El comportamiento inusual del azufre en la atmósfera de Venus no puede explicarse por una forma «aérea» de vida extraterrestre, según un nuevo estudio publicado en Nature Communications.

Investigadores de la Universidad de Cambridge utilizaron una combinación de bioquímica y química atmosférica para poner a prueba la hipótesis de la «vida en las nubes», sobre la que los astrónomos han especulado durante décadas, y descubrieron que la vida no puede explicar la composición de la atmósfera venusina.

Se espera que cualquier forma de vida con suficiente abundancia deje huellas químicas en la atmósfera de un planeta al consumir alimentos y expulsar residuos. Sin embargo, los investigadores de Cambridge no encontraron ninguna evidencia de estas huellas en Venus.

Incluso si Venus está desprovisto de vida, los investigadores dicen que sus resultados podrían ser útiles para estudiar las atmósferas de planetas similares en toda la galaxia, y la eventual detección de vida fuera de nuestro Sistema Solar.

«Hemos pasado los dos últimos años tratando de explicar la extraña química del azufre que vemos en las nubes de Venus –afirma en un comunicado el coautor, el doctor Paul Rimmer, del Departamento de Ciencias de la Tierra de Cambridge–. La vida es bastante buena en la química extraña, así que hemos estado estudiando si hay una manera de hacer que la vida sea una explicación potencial para lo que vemos».

Los investigadores utilizaron una combinación de modelos atmosféricos y bioquímicos para estudiar las reacciones químicas que se espera que ocurran, dadas las fuentes conocidas de energía química en la atmósfera de Venus.

«Nos fijamos en el ‘alimento’ a base de azufre disponible en la atmósfera de Venus: no es nada que usted o yo querríamos comer, pero es la principal fuente de energía disponible –explica Sean Jordan, del Instituto de Astronomía de Cambridge, primer autor del artículo–. Si ese alimento es consumido por la vida, deberíamos ver pruebas de ello a través de sustancias químicas específicas que se pierden y ganan en la atmósfera».

Los modelos observaron una característica particular de la atmósfera venusina: la abundancia de dióxido de azufre (SO2). En la Tierra, la mayor parte del SO2 en la atmósfera procede de las emisiones volcánicas.

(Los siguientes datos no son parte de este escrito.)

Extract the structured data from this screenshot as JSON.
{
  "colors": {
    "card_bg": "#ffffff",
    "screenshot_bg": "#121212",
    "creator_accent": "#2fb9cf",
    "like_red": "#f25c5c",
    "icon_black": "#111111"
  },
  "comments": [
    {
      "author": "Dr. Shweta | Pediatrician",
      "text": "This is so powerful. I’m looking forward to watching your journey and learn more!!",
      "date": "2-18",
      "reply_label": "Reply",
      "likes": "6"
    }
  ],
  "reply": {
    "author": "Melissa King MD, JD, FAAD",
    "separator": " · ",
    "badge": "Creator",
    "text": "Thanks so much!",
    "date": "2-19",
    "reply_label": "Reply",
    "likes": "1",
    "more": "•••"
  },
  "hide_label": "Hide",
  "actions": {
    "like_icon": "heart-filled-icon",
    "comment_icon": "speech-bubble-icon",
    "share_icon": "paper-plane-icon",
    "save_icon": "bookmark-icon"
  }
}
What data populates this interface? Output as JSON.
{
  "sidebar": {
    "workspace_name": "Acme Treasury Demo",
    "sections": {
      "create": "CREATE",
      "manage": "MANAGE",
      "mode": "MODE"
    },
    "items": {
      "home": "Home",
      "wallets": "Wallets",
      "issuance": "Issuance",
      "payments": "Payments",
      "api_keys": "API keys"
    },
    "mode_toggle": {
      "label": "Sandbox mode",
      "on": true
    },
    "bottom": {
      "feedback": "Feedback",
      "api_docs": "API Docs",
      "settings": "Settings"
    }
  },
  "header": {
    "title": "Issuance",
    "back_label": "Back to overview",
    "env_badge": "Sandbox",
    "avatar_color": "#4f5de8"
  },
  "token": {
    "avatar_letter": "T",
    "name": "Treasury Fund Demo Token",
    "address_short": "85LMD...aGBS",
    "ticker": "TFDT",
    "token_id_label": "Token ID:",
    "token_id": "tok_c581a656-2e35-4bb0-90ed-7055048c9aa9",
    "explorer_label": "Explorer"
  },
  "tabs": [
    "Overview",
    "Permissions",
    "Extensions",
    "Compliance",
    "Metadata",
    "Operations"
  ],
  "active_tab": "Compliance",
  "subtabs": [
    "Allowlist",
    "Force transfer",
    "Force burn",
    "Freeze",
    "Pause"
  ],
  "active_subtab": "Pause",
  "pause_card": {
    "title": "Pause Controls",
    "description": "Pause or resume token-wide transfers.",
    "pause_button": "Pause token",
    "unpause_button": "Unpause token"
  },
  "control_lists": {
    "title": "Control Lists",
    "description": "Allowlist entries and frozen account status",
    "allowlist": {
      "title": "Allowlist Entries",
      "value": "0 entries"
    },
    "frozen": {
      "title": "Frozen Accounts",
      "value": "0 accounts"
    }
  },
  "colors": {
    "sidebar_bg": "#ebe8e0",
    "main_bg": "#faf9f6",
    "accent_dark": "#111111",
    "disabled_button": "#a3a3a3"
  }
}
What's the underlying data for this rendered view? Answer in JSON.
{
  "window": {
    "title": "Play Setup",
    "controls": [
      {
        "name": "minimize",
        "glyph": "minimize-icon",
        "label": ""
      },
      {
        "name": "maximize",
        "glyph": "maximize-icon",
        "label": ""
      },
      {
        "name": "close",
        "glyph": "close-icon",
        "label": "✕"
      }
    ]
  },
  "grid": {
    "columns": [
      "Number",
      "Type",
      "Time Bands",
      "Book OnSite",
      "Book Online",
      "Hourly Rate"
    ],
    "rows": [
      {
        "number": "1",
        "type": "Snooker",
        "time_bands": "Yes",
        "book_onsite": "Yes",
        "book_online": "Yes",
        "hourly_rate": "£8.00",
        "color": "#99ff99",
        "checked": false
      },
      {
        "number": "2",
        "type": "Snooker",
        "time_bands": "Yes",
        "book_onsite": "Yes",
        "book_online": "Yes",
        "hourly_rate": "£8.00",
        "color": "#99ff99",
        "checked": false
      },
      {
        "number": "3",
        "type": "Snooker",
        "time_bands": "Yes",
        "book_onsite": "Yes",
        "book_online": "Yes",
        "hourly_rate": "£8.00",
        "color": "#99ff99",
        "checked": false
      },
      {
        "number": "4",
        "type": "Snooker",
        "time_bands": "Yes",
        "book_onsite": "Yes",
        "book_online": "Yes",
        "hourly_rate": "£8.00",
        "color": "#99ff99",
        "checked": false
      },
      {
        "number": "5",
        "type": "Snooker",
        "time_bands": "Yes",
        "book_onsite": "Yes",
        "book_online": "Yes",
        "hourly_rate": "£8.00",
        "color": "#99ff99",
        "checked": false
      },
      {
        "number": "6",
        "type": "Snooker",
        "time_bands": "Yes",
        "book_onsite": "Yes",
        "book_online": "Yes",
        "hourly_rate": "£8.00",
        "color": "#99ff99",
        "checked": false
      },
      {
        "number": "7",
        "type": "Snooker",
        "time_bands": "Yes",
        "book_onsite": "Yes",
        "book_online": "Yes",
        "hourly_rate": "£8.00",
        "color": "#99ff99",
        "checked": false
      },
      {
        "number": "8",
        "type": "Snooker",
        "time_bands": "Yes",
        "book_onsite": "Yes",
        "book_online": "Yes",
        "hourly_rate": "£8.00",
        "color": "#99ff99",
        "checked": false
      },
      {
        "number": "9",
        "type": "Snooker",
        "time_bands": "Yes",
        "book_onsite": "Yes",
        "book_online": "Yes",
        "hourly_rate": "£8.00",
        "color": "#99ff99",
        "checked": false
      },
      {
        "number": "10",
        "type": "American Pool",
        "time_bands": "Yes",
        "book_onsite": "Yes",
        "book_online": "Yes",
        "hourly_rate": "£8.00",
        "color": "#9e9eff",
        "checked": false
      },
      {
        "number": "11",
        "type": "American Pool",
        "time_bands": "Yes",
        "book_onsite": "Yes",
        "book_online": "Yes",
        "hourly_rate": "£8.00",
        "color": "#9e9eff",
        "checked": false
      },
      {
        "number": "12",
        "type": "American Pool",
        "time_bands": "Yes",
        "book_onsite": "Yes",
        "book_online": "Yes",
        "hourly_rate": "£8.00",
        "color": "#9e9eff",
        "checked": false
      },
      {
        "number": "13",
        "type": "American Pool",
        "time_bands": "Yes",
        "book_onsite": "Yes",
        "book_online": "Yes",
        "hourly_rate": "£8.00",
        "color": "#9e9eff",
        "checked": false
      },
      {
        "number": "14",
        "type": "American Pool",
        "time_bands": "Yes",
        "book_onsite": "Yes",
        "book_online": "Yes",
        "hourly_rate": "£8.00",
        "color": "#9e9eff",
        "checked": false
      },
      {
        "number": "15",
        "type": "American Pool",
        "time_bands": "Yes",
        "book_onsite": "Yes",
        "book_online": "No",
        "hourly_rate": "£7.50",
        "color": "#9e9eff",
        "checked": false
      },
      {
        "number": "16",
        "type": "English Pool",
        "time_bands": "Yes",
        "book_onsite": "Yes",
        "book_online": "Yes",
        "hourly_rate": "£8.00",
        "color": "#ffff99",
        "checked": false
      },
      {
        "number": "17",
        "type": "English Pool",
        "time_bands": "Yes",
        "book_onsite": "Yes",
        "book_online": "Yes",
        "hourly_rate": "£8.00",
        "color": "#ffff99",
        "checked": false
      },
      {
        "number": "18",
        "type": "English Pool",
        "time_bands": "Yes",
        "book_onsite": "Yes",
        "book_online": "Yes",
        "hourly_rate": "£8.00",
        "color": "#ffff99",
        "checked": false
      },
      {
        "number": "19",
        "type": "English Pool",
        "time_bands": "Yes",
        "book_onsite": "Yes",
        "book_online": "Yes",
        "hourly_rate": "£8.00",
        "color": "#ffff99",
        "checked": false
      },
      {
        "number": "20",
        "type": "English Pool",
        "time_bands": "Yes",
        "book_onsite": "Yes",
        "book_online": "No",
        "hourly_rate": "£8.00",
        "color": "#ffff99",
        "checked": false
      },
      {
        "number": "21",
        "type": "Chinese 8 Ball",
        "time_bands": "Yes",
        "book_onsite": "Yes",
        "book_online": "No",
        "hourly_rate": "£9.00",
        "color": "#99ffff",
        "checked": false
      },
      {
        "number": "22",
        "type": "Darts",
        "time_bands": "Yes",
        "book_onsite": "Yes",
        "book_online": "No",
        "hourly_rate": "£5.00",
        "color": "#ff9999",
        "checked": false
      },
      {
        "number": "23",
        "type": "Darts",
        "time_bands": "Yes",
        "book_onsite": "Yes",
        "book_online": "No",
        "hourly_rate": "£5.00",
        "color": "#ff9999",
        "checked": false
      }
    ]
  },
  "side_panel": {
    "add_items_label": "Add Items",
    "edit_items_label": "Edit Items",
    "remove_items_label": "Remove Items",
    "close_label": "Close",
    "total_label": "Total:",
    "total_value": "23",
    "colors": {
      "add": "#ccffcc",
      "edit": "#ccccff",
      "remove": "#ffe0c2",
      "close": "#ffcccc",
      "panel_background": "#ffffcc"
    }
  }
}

En Venus, los niveles de SO2 son elevados en la parte baja de las nubes, pero de algún modo es «absorbido» por la atmósfera a mayor altura.

«Si hay vida, debe afectar a la química atmosférica –afirma el coautor, el doctor Oliver Shorttle, del Departamento de Ciencias de la Tierra y del Instituto de Astronomía de Cambridge–. ¿Podría ser la vida la razón de que los niveles de SO2 en Venus se reduzcan tanto?», se pregunta.

Los modelos, desarrollados por Jordan, incluyen una lista de reacciones metabólicas que las formas de vida llevarían a cabo para obtener su «alimento», así como los subproductos de desecho. Los investigadores ejecutaron el modelo para ver si la reducción de los niveles de SO2 podía explicarse por estas reacciones metabólicas.

Descubrieron que las reacciones metabólicas pueden dar lugar a un descenso de los niveles de SO2, pero sólo mediante la producción de otras moléculas en cantidades muy grandes que no se ven.

Los resultados establecen un límite duro sobre la cantidad de vida que podría existir en Venus sin hacer saltar por los aires nuestra comprensión de cómo funcionan las reacciones químicas en las atmósferas planetarias.

«Si la vida fuera responsable de los niveles de SO2 que vemos en Venus, también rompería todo lo que sabemos sobre la química atmosférica de Venus –señala Jordan–. Queríamos que la vida fuera una explicación potencial, pero cuando ejecutamos los modelos, no es una solución viable. Pero si la vida no es responsable de lo que vemos en Venus, sigue siendo un problema a resolver: hay mucha química extraña que seguir».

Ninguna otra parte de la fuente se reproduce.